The forest stages are even more exciting, because there is an even greater danger of someone’s car attacking a tree. And the bit where you get to see the teams of mechanics descending on the cars for a service like just so many Amazonian killer ants was also a joy. I had to wonder why it takes my garage all morning to change the oil and filters on my Skoda, but I could watch the Citroen team virtually rebuild a rally C3 Aircross in half an hour. But all the time I was much more perplexed by the stray fact I’d picked up, in a trip organised for me by Citroen (proper disclosure there) that the Citroen C3 Aircross, a paragon of consumer value and green values under normal circumstances, does about four miles per gallon when in full rally prep form.
So it comes as a sort of shock even to the most casual motorsport fans such as your correspondent – that rallying is going green. In future, Citroen says, it would like to see some rally stages conducted in electrified, zero-carbon silence, the raucous metallic mechanical symphony replaced by cars running in near silence. One option is for shorter stages to be run using only electric power, others run with petrol/electric hybrids and others with the traditional fossil-fuel powered designs.
Citroen racing team director Pierre Budar is clear that it is something Citroen would like to see, but he has his concerns: “Components will have to be the same for everybody, at least for the beginning. Developing our own system would be very costly.”
He adds that, with the extra weight of the batteries, the company will need to save weight elsewhere in its rally C3 Aircross cars, but in any case “we have to develop a car now”, and “we will decide when Citroen knows what the regulations are”. Given the lead time and the eventual retirement of this generation of the Citroen C3 model, decisions need to be made soon.
Budar sees a petrol-electric hybrid as a “good proposition” because it would at least retain some of that evocative growl from an internal combustion engine.

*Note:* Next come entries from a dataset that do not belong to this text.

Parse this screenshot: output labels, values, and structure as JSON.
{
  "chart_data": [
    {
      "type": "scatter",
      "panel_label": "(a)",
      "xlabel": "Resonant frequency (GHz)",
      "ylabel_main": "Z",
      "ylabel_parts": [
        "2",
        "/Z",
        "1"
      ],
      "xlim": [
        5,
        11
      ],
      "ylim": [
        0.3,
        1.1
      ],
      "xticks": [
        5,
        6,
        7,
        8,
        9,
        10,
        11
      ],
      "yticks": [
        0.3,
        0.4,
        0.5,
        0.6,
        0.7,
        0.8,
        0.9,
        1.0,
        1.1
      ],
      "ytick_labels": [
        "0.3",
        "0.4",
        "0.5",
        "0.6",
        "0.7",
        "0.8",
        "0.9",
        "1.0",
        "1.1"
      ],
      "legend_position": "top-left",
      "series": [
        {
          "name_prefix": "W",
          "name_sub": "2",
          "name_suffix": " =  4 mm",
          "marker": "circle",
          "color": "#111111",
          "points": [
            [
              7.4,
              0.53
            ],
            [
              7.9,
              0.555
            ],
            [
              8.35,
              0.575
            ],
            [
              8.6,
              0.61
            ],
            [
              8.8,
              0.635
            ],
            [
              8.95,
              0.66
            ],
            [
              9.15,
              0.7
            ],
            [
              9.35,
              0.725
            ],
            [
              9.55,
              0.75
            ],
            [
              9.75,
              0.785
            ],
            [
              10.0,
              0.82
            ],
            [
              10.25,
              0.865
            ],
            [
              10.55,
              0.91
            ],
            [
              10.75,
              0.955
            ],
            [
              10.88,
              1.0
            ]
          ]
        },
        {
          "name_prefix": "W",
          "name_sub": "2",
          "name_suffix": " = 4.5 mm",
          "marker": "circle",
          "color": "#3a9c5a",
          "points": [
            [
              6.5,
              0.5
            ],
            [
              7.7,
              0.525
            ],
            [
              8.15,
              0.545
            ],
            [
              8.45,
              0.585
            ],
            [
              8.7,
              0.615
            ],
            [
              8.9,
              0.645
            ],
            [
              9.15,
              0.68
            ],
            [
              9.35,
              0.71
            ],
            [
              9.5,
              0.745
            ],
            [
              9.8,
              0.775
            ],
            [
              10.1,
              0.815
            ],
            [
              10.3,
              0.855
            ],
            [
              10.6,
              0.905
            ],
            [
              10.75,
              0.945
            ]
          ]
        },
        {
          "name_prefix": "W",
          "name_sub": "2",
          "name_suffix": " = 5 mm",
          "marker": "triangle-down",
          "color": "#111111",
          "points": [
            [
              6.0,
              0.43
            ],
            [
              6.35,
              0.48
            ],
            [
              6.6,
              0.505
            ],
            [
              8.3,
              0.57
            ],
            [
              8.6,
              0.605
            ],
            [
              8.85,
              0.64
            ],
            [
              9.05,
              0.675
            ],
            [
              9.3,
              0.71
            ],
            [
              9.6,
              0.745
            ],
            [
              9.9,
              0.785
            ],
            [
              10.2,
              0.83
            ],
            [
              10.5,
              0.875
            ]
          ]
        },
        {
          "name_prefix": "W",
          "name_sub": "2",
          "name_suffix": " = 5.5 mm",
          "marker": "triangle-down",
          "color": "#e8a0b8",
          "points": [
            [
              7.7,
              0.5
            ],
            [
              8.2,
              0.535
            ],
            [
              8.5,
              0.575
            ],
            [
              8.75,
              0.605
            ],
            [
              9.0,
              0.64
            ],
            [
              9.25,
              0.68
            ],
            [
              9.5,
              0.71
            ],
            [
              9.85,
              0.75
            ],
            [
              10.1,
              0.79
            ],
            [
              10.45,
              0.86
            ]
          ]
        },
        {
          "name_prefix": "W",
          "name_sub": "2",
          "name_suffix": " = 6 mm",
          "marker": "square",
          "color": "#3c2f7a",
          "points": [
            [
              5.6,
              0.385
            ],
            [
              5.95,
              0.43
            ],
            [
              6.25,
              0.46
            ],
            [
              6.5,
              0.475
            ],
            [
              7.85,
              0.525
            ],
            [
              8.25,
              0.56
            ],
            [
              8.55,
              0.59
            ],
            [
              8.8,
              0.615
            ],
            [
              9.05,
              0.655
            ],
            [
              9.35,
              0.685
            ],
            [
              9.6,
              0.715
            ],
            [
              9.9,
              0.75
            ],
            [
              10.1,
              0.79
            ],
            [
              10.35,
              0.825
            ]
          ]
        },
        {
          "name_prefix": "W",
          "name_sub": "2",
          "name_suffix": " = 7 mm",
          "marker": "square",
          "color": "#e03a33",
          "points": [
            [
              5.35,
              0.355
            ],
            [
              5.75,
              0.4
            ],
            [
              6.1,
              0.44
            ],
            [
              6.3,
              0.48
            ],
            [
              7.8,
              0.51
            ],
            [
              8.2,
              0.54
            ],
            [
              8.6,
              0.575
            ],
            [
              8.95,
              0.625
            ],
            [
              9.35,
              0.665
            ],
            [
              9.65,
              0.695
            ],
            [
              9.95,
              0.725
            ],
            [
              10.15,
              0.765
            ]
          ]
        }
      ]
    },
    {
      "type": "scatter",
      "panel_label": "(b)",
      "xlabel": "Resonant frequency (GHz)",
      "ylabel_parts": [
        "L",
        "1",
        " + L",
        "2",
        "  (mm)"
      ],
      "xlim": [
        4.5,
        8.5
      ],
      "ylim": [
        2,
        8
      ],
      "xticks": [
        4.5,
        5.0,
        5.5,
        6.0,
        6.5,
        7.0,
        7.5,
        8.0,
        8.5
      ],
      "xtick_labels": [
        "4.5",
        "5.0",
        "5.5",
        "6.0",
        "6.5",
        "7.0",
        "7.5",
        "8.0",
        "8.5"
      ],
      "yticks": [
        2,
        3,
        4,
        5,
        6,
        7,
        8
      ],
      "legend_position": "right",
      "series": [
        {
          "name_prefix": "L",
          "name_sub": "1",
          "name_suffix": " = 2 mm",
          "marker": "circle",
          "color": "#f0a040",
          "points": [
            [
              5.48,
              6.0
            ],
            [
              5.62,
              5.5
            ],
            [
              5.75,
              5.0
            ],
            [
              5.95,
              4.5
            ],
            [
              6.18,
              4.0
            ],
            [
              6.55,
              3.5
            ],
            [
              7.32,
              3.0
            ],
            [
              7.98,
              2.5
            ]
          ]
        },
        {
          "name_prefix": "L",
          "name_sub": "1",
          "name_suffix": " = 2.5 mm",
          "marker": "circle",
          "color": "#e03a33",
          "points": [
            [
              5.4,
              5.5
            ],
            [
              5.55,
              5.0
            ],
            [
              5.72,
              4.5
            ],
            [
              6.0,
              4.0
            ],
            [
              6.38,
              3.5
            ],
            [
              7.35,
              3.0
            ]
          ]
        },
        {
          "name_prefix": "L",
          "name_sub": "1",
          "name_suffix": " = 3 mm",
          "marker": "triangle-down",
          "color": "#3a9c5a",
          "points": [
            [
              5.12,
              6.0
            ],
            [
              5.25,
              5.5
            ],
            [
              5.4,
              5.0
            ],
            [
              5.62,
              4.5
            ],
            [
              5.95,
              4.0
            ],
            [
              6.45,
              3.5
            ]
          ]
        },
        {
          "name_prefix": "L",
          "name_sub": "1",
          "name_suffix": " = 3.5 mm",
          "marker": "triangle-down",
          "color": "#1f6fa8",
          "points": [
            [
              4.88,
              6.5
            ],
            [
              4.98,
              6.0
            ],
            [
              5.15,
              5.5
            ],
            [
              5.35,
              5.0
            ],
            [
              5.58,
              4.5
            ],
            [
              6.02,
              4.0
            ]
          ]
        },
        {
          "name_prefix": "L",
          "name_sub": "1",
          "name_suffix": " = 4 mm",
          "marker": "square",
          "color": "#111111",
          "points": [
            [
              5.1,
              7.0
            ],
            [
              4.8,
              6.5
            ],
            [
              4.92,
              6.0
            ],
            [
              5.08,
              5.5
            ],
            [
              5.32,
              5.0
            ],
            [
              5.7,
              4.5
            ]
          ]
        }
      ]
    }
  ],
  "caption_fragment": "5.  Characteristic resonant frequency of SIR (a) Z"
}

The broader aim is for the electrification of rallying to begin with the 2022 WRC, with additional costs for all the teams, whether shared or not. Earlier this year Citroen boss Linda Jackson said the company would have to reconsider staying in WRC if the current rules didn’t move with the times: “Because everything is changing and I don’t see how I can continue to support something that is without any reflection of what’s going on in society.”
It would certainly be a loss to have Citroen abandon WRC, for them as well as the fans. Their driver Sebastien Ogier – who took bronze in Wales – is in second position in the overall drivers’ standings, with two more rallies, this weekend’s Rally Catalunya in Spain and next month’s Rally Australia to run. They should be exhilarating, even without the drizzle.